Electrochemical Property of Solid-State MnO2-Zn Battery with the Combination of Improved Cathode and Solid Electrolyte

Aqueous zinc-ion batteries (ZIBs) are a promising technology that can satisfy the present requirements for battery systems because of their excellent characteristics (e.g., low cost, recurrent availability of zinc metal resources, high chemical/physical stability, and safety). However, the growth of zinc dendrites in alkaline electrolytes makes ZIBs unsuitable for many applications. To address this problem, we developed a novel ZIB using a solid-state electrolyte based on polyacrylamide hybridized with layered double hydroxide (PAM-LDH). The hydrogel electrolyte exhibited an excellent ionic conductivity.
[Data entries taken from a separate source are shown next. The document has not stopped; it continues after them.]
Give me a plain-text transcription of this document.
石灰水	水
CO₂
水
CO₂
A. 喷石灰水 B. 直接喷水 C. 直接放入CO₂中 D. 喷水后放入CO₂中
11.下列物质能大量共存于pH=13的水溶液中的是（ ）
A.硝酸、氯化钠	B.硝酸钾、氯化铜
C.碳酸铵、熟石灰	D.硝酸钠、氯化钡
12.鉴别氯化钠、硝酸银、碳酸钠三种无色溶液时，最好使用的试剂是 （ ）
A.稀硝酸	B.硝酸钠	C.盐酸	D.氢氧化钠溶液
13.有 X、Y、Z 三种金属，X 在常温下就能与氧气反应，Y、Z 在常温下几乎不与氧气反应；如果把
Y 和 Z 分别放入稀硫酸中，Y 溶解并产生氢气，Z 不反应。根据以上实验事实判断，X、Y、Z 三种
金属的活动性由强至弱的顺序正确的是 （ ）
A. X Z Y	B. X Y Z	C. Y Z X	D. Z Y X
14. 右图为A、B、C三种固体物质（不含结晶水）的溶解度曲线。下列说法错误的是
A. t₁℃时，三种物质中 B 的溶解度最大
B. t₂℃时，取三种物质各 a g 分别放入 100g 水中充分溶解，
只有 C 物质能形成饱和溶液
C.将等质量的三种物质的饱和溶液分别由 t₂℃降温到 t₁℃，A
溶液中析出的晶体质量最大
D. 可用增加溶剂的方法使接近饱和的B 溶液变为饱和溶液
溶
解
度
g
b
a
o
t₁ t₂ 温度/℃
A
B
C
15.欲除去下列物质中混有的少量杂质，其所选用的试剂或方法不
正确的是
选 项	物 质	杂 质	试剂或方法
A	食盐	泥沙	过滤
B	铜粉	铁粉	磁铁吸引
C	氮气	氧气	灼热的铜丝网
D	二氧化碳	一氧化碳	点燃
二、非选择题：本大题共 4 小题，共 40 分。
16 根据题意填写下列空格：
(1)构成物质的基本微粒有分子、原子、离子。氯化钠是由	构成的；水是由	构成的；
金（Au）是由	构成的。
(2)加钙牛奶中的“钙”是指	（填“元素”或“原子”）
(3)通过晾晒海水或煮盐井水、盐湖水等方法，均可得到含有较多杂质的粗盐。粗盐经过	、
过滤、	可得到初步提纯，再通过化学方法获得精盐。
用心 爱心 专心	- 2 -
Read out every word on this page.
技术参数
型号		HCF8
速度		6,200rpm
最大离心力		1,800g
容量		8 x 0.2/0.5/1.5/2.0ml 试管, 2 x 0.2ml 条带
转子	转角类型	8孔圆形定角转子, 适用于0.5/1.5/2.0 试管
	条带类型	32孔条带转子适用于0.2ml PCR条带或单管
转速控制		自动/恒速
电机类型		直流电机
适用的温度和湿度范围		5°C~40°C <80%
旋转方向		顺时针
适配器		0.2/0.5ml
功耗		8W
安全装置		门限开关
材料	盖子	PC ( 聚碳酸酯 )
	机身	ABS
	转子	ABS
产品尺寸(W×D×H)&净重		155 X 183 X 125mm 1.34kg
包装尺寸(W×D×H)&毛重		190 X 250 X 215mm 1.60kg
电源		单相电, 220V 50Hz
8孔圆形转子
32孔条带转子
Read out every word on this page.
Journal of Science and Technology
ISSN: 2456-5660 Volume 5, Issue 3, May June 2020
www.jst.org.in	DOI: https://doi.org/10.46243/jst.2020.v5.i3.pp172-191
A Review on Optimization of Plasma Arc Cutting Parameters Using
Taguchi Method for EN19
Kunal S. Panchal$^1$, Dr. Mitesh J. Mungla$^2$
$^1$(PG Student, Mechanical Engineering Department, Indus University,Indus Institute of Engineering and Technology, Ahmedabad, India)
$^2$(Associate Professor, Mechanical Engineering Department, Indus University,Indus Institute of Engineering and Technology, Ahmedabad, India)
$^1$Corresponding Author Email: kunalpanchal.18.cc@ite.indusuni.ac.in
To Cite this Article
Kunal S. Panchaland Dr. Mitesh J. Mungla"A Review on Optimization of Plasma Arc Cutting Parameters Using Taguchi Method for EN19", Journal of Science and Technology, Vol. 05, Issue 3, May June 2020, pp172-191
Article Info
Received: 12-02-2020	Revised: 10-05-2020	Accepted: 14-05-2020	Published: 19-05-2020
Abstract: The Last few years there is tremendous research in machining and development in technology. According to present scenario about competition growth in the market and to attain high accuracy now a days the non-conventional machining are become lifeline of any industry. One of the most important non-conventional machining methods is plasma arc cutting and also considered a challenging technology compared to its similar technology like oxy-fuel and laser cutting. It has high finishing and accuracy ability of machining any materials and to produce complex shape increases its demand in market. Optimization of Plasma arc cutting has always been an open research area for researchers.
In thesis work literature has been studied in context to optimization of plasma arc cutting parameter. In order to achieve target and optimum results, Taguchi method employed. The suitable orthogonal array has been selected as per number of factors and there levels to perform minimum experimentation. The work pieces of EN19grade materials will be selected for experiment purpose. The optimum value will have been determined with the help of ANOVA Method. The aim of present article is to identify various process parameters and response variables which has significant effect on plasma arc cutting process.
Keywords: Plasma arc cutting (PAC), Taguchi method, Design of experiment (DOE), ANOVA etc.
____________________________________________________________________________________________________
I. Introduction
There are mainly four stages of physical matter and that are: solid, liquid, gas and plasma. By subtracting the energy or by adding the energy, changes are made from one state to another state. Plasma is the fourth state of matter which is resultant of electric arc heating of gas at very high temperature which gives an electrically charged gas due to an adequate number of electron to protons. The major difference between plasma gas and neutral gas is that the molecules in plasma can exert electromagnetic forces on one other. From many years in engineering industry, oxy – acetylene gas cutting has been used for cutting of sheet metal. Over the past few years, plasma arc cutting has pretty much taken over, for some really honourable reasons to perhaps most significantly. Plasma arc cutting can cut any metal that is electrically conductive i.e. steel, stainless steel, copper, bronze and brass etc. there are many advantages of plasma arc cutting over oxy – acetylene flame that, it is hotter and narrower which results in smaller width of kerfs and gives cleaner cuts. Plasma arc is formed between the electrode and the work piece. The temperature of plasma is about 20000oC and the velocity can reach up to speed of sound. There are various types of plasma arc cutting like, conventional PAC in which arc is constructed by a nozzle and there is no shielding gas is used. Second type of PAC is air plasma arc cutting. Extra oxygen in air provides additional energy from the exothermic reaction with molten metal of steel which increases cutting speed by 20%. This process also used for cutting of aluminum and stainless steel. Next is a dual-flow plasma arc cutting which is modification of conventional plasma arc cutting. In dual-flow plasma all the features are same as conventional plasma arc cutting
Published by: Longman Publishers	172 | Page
The result also indicates that a PAM-LDH electrolyte combined with NH4F-treated MnO2 shows an ultra-high capacity of 354.3 mAh g(-1) at a current density of 0.1 A g(-1) and an energy density of 484.3 Wh kg(-1) at a peak power density of 136 W kg(-1) (based on the weight of the cathode). Moreover, the cycle retention of the cell was significantly improved to 88.8% after 1000 cycles compared with that of the untreated MnO2/PAM-LDH/Zn cell (79.5%). These results demonstrate that F--doped cathode and hydrogel electrolyte can form the foundation for practically usable solid-state ZIBs. (C) 2022 The Electrochemical Society ("ECS"). Published on behalf of ECS by IOP Publishing Limited.